Photographer Kristian Laine was freediving recently off the southernmost island of Australia’s Great Barrier Reef when a bright pink manta ray glided by. He thought for sure that his camera was malfunctioning.
“I had no idea there were pink mantas in the world, so I was confused and thought my strobes were broken or doing something weird,” says Laine, whose photographs posted on Instagram this week have gone viral. Laine later realized he’d spotted an 11-foot male reef manta ray named after Inspector Clouseau, the bumbling detective of the Pink Panther movies. The fish, who cruises the waters around Lady Elliot Island, is the only known pink manta ray in the world.
First spotted in 2015, Inspector Clouseau has been seen fewer than 10 times since. “I feel humbled and extremely lucky,” says Laine, who photographed him amid a group of seven other males, all of them vying for a female. (Read how manta rays form close friendships, shattering misconceptions.)
Scientists with the Australian research group Project Manta, who study the rosy ray, have confirmed its color to be real. At first, they theorized Inspector Clouseau’s color was the result of a skin infection or diet, similar to how pink flamingos get their color from eating tiny crustaceans. But in 2016, Project Manta researcher Amelia Armstrong took a small skin biopsy from the famous animal, and their resulting analyses ruled out diet and infection as the cause.
Now, Project Manta’s leading theory is that the manta has a genetic mutation in its expression of melanin, or pigment, says Asia Armstrong, a research assistant for the group.
And the ray is not just a cool-looking animal—it could contribute to science, she adds by email. “Understanding the origin of this genetic mutation may help inform us” about how color evolved in mantas, she says.
Tickled pink
Solomon David, an aquatic ecologist at Louisiana’s Nicholls State University, suspects the mutation is a condition called erythrism, which causes an animal’s skin pigmentation to be reddish, or in some cases, pink.
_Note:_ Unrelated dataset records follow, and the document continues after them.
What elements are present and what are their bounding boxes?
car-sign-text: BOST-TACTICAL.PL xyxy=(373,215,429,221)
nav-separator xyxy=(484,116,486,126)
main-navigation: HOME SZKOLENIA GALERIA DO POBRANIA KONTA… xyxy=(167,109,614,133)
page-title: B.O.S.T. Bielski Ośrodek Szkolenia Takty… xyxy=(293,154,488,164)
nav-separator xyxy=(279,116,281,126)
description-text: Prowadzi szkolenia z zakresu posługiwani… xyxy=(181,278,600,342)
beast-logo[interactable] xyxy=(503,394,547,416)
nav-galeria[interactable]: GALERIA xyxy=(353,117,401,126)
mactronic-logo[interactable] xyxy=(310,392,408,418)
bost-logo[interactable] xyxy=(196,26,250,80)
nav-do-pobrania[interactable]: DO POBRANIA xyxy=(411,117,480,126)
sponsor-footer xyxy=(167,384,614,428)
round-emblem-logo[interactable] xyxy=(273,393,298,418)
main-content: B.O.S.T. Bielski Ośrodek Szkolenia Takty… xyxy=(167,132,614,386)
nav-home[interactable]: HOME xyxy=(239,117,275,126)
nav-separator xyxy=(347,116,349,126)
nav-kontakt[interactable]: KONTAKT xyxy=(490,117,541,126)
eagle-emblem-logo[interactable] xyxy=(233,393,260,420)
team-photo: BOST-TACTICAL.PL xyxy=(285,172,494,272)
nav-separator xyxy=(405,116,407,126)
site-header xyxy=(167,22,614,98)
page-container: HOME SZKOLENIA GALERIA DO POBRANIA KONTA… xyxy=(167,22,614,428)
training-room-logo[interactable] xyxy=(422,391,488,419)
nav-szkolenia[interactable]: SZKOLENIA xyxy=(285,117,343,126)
Other more well-known genetic mutations to an animal’s pigment can make them melanistic (black) or albino (white).
“Having seen other pigmentation-related mutations in fishes, it’s not completely unexpected that this exists, but it’s really cool to see regardless,” Solomon says by email. (Go inside the underwater world of manta rays with a National Geographic photographer.)
Guy Stevens, CEO and co-founder of the U.K.-based Manta Trust, agrees that erythrism is the most plausible explanation.
Reef mantas typically come in three color patterns: All-black, all-white, or black-and-white. The latter, which is most common, features a pattern called countershading, in which the fish has a black back and a white belly. When viewed from above, their dark backs blend in with the darker water below, and when viewed from below, their light bellies blend into the sunlit surface—a configuration generally thought to offer protection from predators, such as sharks.
Even so, Stevens thinks the manta’s atypical color shouldn’t impact its survival or vulnerability to predation. That’s mostly because of the reef manta's massive size; an adult can easily weigh more than a ton. (Learn why manta rays swim in mesmerizing circles.)
“They are big when they are born, and they grow quite quickly in their first few years to make them large enough that only the biggest of marine predators prey on them.”
“It just goes to show—nature will always surprise you,” he adds. “Now the search is on for a blue manta.”